C # Compiling and operating principles

Last Update:2017-02-28 Source: Internet

Author: User

Developer on Alibaba Coud: Build your first app with APIs, SDKs, and tutorials on the Alibaba Cloud. Read more ＞

About the relationship between compilation and memory, and the partitioning of memory at execution time

1. The so-called Allocation of space during compilation refers to the static allocation of space (relative to the use of new dynamic application space), such as global variables or static variables (including some complex types of

constants), the amount of space they need can be clearly calculated and no longer changed, so they can be stored directly in a specific section of the executable (and

Contains the initialized values), the program runs the section directly into a specific segment, without having to generate these variables with extra code during the run of the program.

In fact, the concept of "variable" during the run will no longer have so many attributes during compilation (such as name, type, scope, lifetime, etc.), corresponding

Just a piece of memory (only the first address and size), so dynamically requesting space during runtime requires additional code maintenance to ensure that different variables do not mix memory.

For example, writing new means that a piece of memory is already occupied, and the other variables can no longer be used; Writing delete means the memory is free and can be used by other variables.

(usually we are using variables to use memory, in terms of encoding variables are a memory block name, to distinguish each other)

Memory requests and release times are important, data is lost prematurely, and memory is consumed too late. In certain cases the compiler can help us with this complex task (adding additional

The code maintains the memory space, implements the request and releases). In this sense, local automatic variables are also assigned by the compiler to allocate space. Further speaking, memory management

We used both the heap and the stack of data structures that we used to hang on our mouths.

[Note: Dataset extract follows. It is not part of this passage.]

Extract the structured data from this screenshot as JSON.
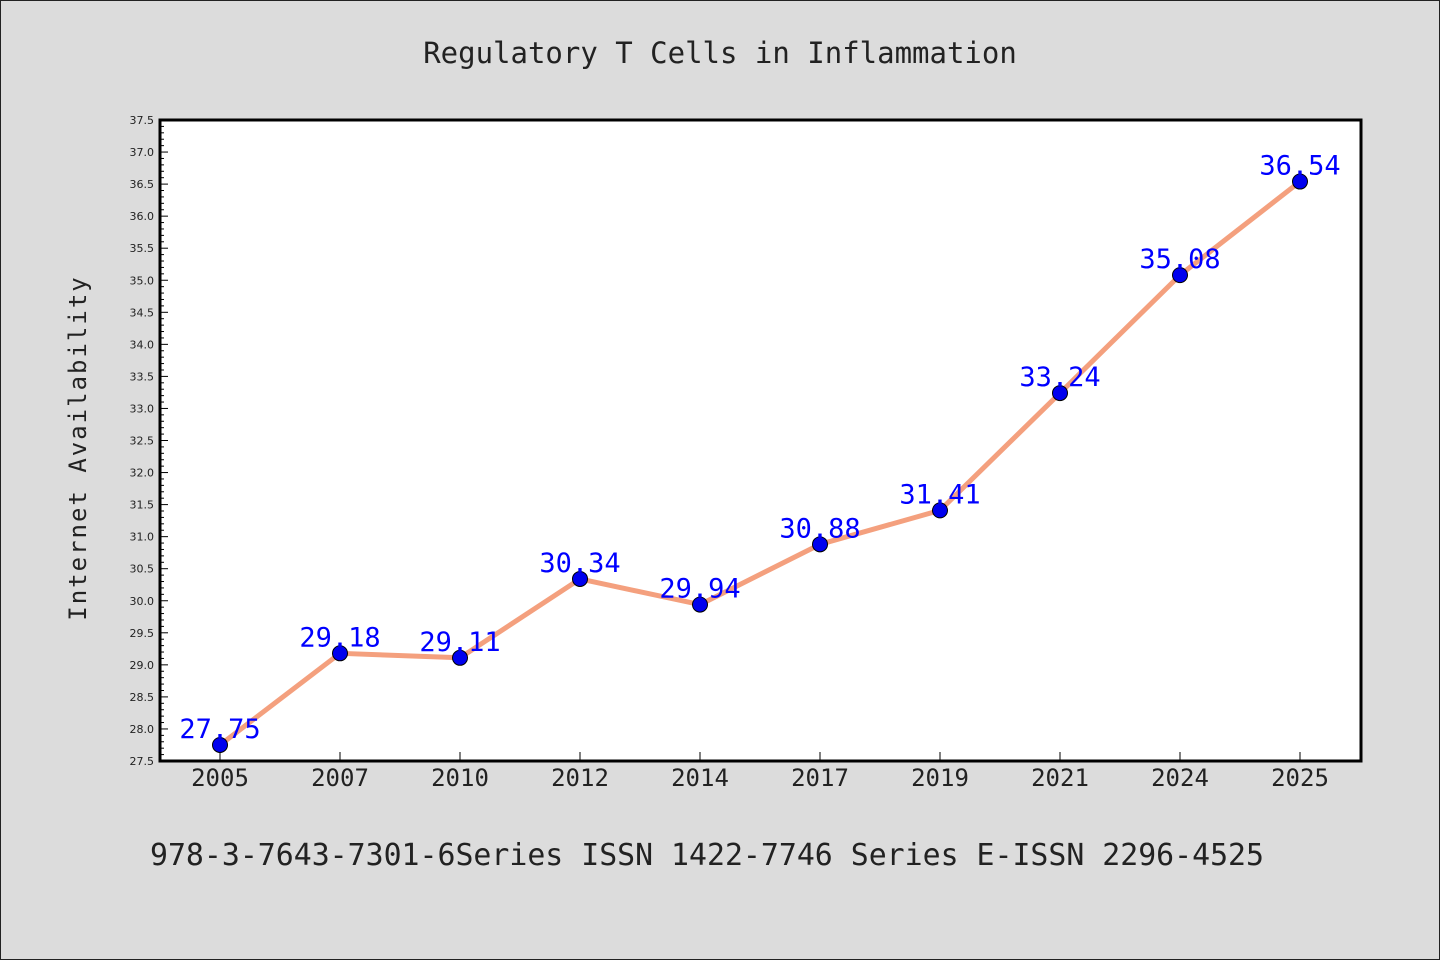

Finally, for the "compiler allocates space" this is not a rigorous argument, you can understand that during the compilation it for you to plan the memory usage of these variables, this scheme writes

Into the executable (the file contains some code that is not derived from your brain) until the program is run and is actually executed.

2, compiling is actually just a scanning process, lexical grammar check, code optimization only. I think you said, "compile-time allocation memory" refers to "compile-time assignment of the initial value", it just form a text, check error-free, and do not allocate memory space.

The system does not import the program into memory when you run it. A process (that is, a running program) consists mainly of the following five partitions:
Stack, heap, global data/Static, code area, constant area

A variable (which also returns to the address of the next instruction in the calling function) that holds the local data or the parameters of the function, and the return value of the function.
A variable that the heap area uses to store dynamic applications for memory in the program
Global variables/static zones are used to hold global variables or static variables in the program because their size is deterministic, static space is allocated during compilation, and will not change, which increases the speed at which the program accesses the data.
Code area for storing compiled binary code
Constant areas are used to hold the constants we declare (const type)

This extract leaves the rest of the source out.